20180418_144228This week I visited Sabot School at Stony Point in Richmond, Virginia.  Sabot is a Pre-K through grade 8 independent school running a program that is Reggio Emilia inspired.  I’ve been a practitioner and learner within the Reggio inspired world since 1996 and I continue to find ways to grow.  This year Sabot’s school-wide Umbrella project is based on the book, Listen by Patty Wipfler.  As I explored the corridors filled with beautiful, child-designed projects, I was reminded of the wonder within the child.

When observing children it can be easy to jump on the first sign of a shared interest.  For instance, this year’s class has been strongly devoted to playing “family” since day one.  In the beginning, I thought, “Oh!

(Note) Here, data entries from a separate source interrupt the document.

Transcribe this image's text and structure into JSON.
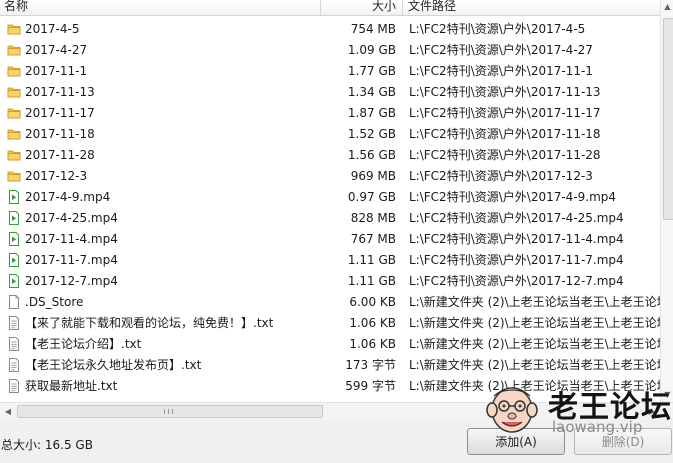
{
  "columns": {
    "name": "名称",
    "size": "大小",
    "path": "文件路径"
  },
  "files": [
    {
      "icon": "folder-icon",
      "name": "2017-4-5",
      "size": "754 MB",
      "path": "L:\\FC2特刊\\资源\\户外\\2017-4-5"
    },
    {
      "icon": "folder-icon",
      "name": "2017-4-27",
      "size": "1.09 GB",
      "path": "L:\\FC2特刊\\资源\\户外\\2017-4-27"
    },
    {
      "icon": "folder-icon",
      "name": "2017-11-1",
      "size": "1.77 GB",
      "path": "L:\\FC2特刊\\资源\\户外\\2017-11-1"
    },
    {
      "icon": "folder-icon",
      "name": "2017-11-13",
      "size": "1.34 GB",
      "path": "L:\\FC2特刊\\资源\\户外\\2017-11-13"
    },
    {
      "icon": "folder-icon",
      "name": "2017-11-17",
      "size": "1.87 GB",
      "path": "L:\\FC2特刊\\资源\\户外\\2017-11-17"
    },
    {
      "icon": "folder-icon",
      "name": "2017-11-18",
      "size": "1.52 GB",
      "path": "L:\\FC2特刊\\资源\\户外\\2017-11-18"
    },
    {
      "icon": "folder-icon",
      "name": "2017-11-28",
      "size": "1.56 GB",
      "path": "L:\\FC2特刊\\资源\\户外\\2017-11-28"
    },
    {
      "icon": "folder-icon",
      "name": "2017-12-3",
      "size": "969 MB",
      "path": "L:\\FC2特刊\\资源\\户外\\2017-12-3"
    },
    {
      "icon": "video-file-icon",
      "name": "2017-4-9.mp4",
      "size": "0.97 GB",
      "path": "L:\\FC2特刊\\资源\\户外\\2017-4-9.mp4"
    },
    {
      "icon": "video-file-icon",
      "name": "2017-4-25.mp4",
      "size": "828 MB",
      "path": "L:\\FC2特刊\\资源\\户外\\2017-4-25.mp4"
    },
    {
      "icon": "video-file-icon",
      "name": "2017-11-4.mp4",
      "size": "767 MB",
      "path": "L:\\FC2特刊\\资源\\户外\\2017-11-4.mp4"
    },
    {
      "icon": "video-file-icon",
      "name": "2017-11-7.mp4",
      "size": "1.11 GB",
      "path": "L:\\FC2特刊\\资源\\户外\\2017-11-7.mp4"
    },
    {
      "icon": "video-file-icon",
      "name": "2017-12-7.mp4",
      "size": "1.11 GB",
      "path": "L:\\FC2特刊\\资源\\户外\\2017-12-7.mp4"
    },
    {
      "icon": "blank-file-icon",
      "name": ".DS_Store",
      "size": "6.00 KB",
      "path": "L:\\新建文件夹 (2)\\上老王论坛当老王\\上老王论坛"
    },
    {
      "icon": "text-file-icon",
      "name": "【来了就能下载和观看的论坛，纯免费！】.txt",
      "size": "1.06 KB",
      "path": "L:\\新建文件夹 (2)\\上老王论坛当老王\\上老王论坛"
    },
    {
      "icon": "text-file-icon",
      "name": "【老王论坛介绍】.txt",
      "size": "1.06 KB",
      "path": "L:\\新建文件夹 (2)\\上老王论坛当老王\\上老王论坛"
    },
    {
      "icon": "text-file-icon",
      "name": "【老王论坛永久地址发布页】.txt",
      "size": "173 字节",
      "path": "L:\\新建文件夹 (2)\\上老王论坛当老王\\上老王论坛"
    },
    {
      "icon": "text-file-icon",
      "name": "获取最新地址.txt",
      "size": "599 字节",
      "path": "L:\\新建文件夹 (2)\\上老王论坛当老王\\上老王论坛"
    }
  ],
  "footer": {
    "total_label": "总大小: 16.5 GB"
  },
  "buttons": {
    "add": "添加(A)",
    "delete": "删除(D)"
  },
  "watermark": {
    "brand": "老王论坛",
    "domain": "laowang.vip"
  },
  "colors": {
    "folder": "#f2c34a",
    "video": "#3f9a3f",
    "list_bg": "#ffffff",
    "window_bg": "#f0f0f0"
  }
}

I see they are curious about families.  We can dive right into this!”  In past years, this meant quickly gathering supporting materials (books, real-world-objects) to support the development of questions and ideas.  I was worried that if I waited, I would miss the opportunity to build on a shared idea.  This week at Sabot I learned to change my lens a bit.

As teachers, we are encouraged to listen with our whole being to understand a child’s true intent.  First observations regularly point out obvious, surface topics or trajectories.  Upon further observation and questioning, we can draw forward the children’s thinking.  We can help each child bring their theories to light and assist them as they test these ideas through investigation.

When reflecting on this family play, I am beginning to wonder if it is not so much the family unit that they are exploring, but the power of being in charge.  In this game, there is often one member of the family that is “in charge” and directs the others’ actions.  It is not always the same child.  Sometimes “the boss” is more diplomatic, sometimes more autocratic.  Whatever style the family leader tries on, the peers’ reactions to requests (or demands) begin to create an internal rule book for “how to be in charge and still get people to do things with you.”  I’m looking forward to exploring this perspective on “family play” with them in the upcoming weeks.


5 thoughts on “Listen

  1. This is wonderful, Marie. I love Reggio Emilia, too. When I looked at your photo I was reminded of a teacher who had journals and flowers for children to draw. She had a special pen for children to use, called a Thinking Pen. That pen empowered the children when they worked on their journals. I adopted it in my classroom, and it works! Thank you, Reggio Emilia! Like you, I also have Family play this year in my classroom. I was struck by what you wrote and how you have changed your lens a bit. Thank you! And, how did you single out this school to observe? Not exactly close to Pennsylvania. Best to you, Marie. I so enjoy your blog.